43. The method of claim 32, wherein the anti-PD(L)1 antibody comprises a heavy chain comprising the amino acid sequence of SEQ ID NO: 14 and a light chain comprising the amino acid sequence of SEQ ID NO: 15.

44. The method of claim 32, wherein the cancer is surgically resectable.

45. The method of claim 32, wherein the cancer is a lung cancer.

46. The method of claim 45, wherein the cancer is a non-small cell lung cancer.

47. The method of claim 32, wherein the patient has not received prior treatment for the cancer.

48. The method of claim 46, wherein the cancer is EGFR/ALK wild type.

49. A method of administering to a human patient an anti-CD39 antibody comprising a heavy and light chain respectively comprising the amino acid sequences of SEQ ID NOS: 8 and 9, wherein the anti-CD39 antibody is administered once every 3 weeks or once every 4 weeks at a fixed dose of 3000 mg.

50. The method of claim 49, wherein the anti-CD39 is administered in combination with an anti-PD(L)1 antibody, optionally wherein the anti-PD(L)1 antibody is administered on day 1 of the 3 week cycle for one or more cycles, and on day 1 of the 4 week cycle for one or more cycles, optionally wherein the anti-PD(L)1 antibody is durvalumab, optionally wherein durvalumab is administered at a fixed dose of 1500 mg.

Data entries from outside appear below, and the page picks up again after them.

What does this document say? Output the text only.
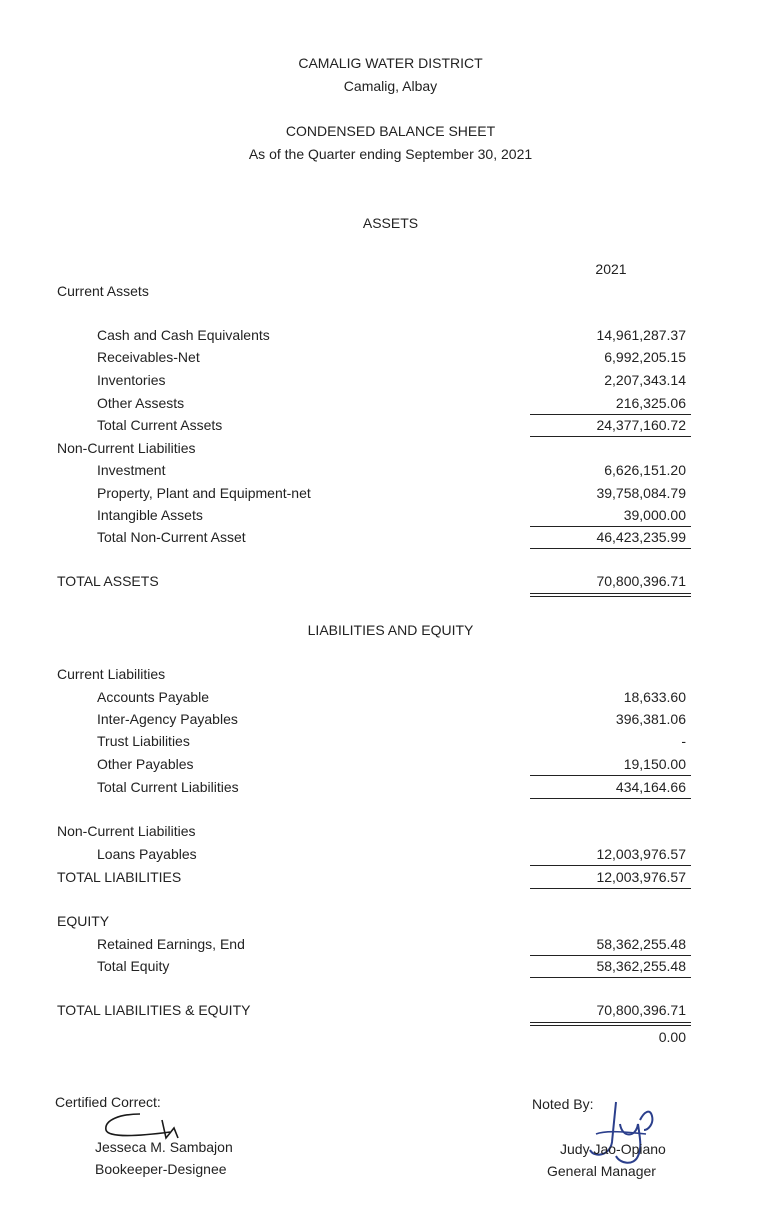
CAMALIG WATER DISTRICT
Camalig, Albay
CONDENSED BALANCE SHEET
As of the Quarter ending September 30, 2021
ASSETS
2021
Current Assets
Cash and Cash Equivalents	14,961,287.37
Receivables-Net	6,992,205.15
Inventories	2,207,343.14
Other Assests	216,325.06
Total Current Assets	24,377,160.72
Non-Current Liabilities
Investment	6,626,151.20
Property, Plant and Equipment-net	39,758,084.79
Intangible Assets	39,000.00
Total Non-Current Asset	46,423,235.99
TOTAL ASSETS	70,800,396.71
LIABILITIES AND EQUITY
Current Liabilities
Accounts Payable	18,633.60
Inter-Agency Payables	396,381.06
Trust Liabilities	-
Other Payables	19,150.00
Total Current Liabilities	434,164.66
Non-Current Liabilities
Loans Payables	12,003,976.57
TOTAL LIABILITIES	12,003,976.57
EQUITY
Retained Earnings, End	58,362,255.48
Total Equity	58,362,255.48
TOTAL LIABILITIES & EQUITY	70,800,396.71
0.00
Certified Correct:
Jesseca M. Sambajon
Bookeeper-Designee
Noted By:
Judy Jao-Opiano
General Manager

51. A kit for treating a cancer or a tumor in a human patient, the kit comprising:

(a) one or more vials comprising an anti-CD39 antibody comprising the H-CDR1, H-CDR2 and H-CDR3 domains of a heavy chain variable region having the sequence set forth in SEQ ID NO: 8, and the L-CDR1, L-CDR2 and L-CDR3 domains of a light chain variable region having the sequence set forth in SEQ ID NO: 9; and/or

(b) one or more vials comprising durvalumab; and

(c) optionally, instructions for using said anti-CD39 antibody and/or durvalumab.

52. The kit of claim 51, wherein each vial of anti-CD39 antibody comprises 375 mg of anti-CD39 antibody.